Brian Gammage pulls no punches when he assesses the importance of hardware -assisted virtualization: "This is the most significant architectural change we've seen in the x86 processor in 25 years," says Gammage, Gartner's lead analyst on PC virtualization.
Even Intel and Advanced Micro Devices haven't explained adequately how significantly the technology affects server virtualisation, he adds.
Server virtualization is a watershed IT technology because it lets a single physical computer run multiple operating systems, vastly increasing rates of CPU use. But server virtualization also is a highly complex process, and many vendors over the years have been stymied in their attempts to create good virtual machine software. VMware, on the other hand, figured out how to build a binary translator that scans the issue of privilege-instructions processors to operating systems and rewrites the ones that can't be virtualized.

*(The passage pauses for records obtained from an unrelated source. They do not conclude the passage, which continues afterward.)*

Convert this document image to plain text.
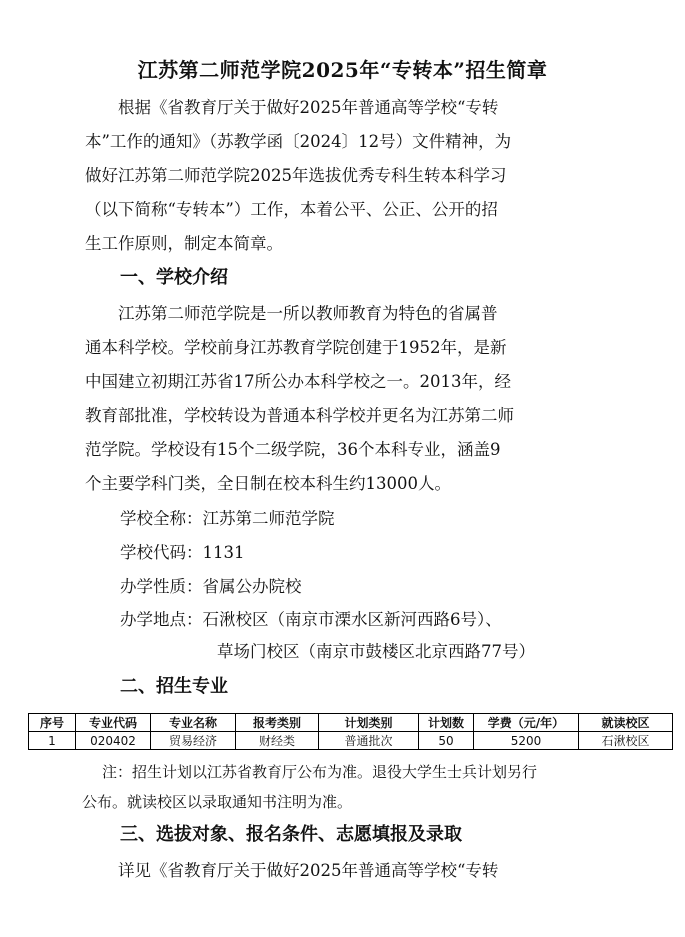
江苏第二师范学院2025年“专转本”招生简章
根据《省教育厅关于做好2025年普通高等学校“专转
本”工作的通知》（苏教学函〔2024〕12号）文件精神，为
做好江苏第二师范学院2025年选拔优秀专科生转本科学习
（以下简称“专转本”）工作，本着公平、公正、公开的招
生工作原则，制定本简章。
一、学校介绍
江苏第二师范学院是一所以教师教育为特色的省属普
通本科学校。学校前身江苏教育学院创建于1952年，是新
中国建立初期江苏省17所公办本科学校之一。2013年，经
教育部批准，学校转设为普通本科学校并更名为江苏第二师
范学院。学校设有15个二级学院，36个本科专业，涵盖9
个主要学科门类，全日制在校本科生约13000人。
学校全称：江苏第二师范学院
学校代码：1131
办学性质：省属公办院校
办学地点：石湫校区（南京市溧水区新河西路6号）、
草场门校区（南京市鼓楼区北京西路77号）
二、招生专业
序号	专业代码	专业名称	报考类别	计划类别	计划数	学费（元/年）	就读校区
1	020402	贸易经济	财经类	普通批次	50	5200	石湫校区
注：招生计划以江苏省教育厅公布为准。退役大学生士兵计划另行
公布。就读校区以录取通知书注明为准。
三、选拔对象、报名条件、志愿填报及录取
详见《省教育厅关于做好2025年普通高等学校“专转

Essentially, VMware's early virtualization software tricked the operating system, Gammage says. Earlier processors contain four privilege levels, which create security boundaries -- they're like one-way doors, he says. A process running in Ring 1 had to ask Ring 0 for permission to access objects to which Ring 1 normally wouldn't have access. Under this setup, virtualization software "fools" an operating system into thinking it's running at Ring 0 -- the most privileged ring -- when it's really not.
Hardware-assisted virtualization changes all this by doubling the number of a processor's privilege levels. If the chip has a greater number of privilege levels, modifying the operating system becomes unnecessary, Gammage says.
Embedded Routines
Supporting virtualization at the chip level greatly reduces the amount of virtual-machine code needed, in part because routine operations now are handled in hardware. As XenSource CTO Simon Crosby says, "The more features in the hardware, the more code we can throw away."
Indeed, hardware-assisted virtualization gives second-tier virtualization vendors an opportunity to catch up to VMware, which established a clear lead over competitors by developing workarounds to many hardware limitations, says Frank Gillett, an analyst with Forrester Research.
XenSource, which sells products related to the Xen open source hypervisor, is among VMware competitors benefiting from hardware-assisted virtualization, as is Virtual Iron.
Previously, Virtual Iron supported Linux because it could be rewritten to its purposes, says Alex Vasilevsky, the company's CTO. Now, without the need for modifications, it can support Windows, too, he says.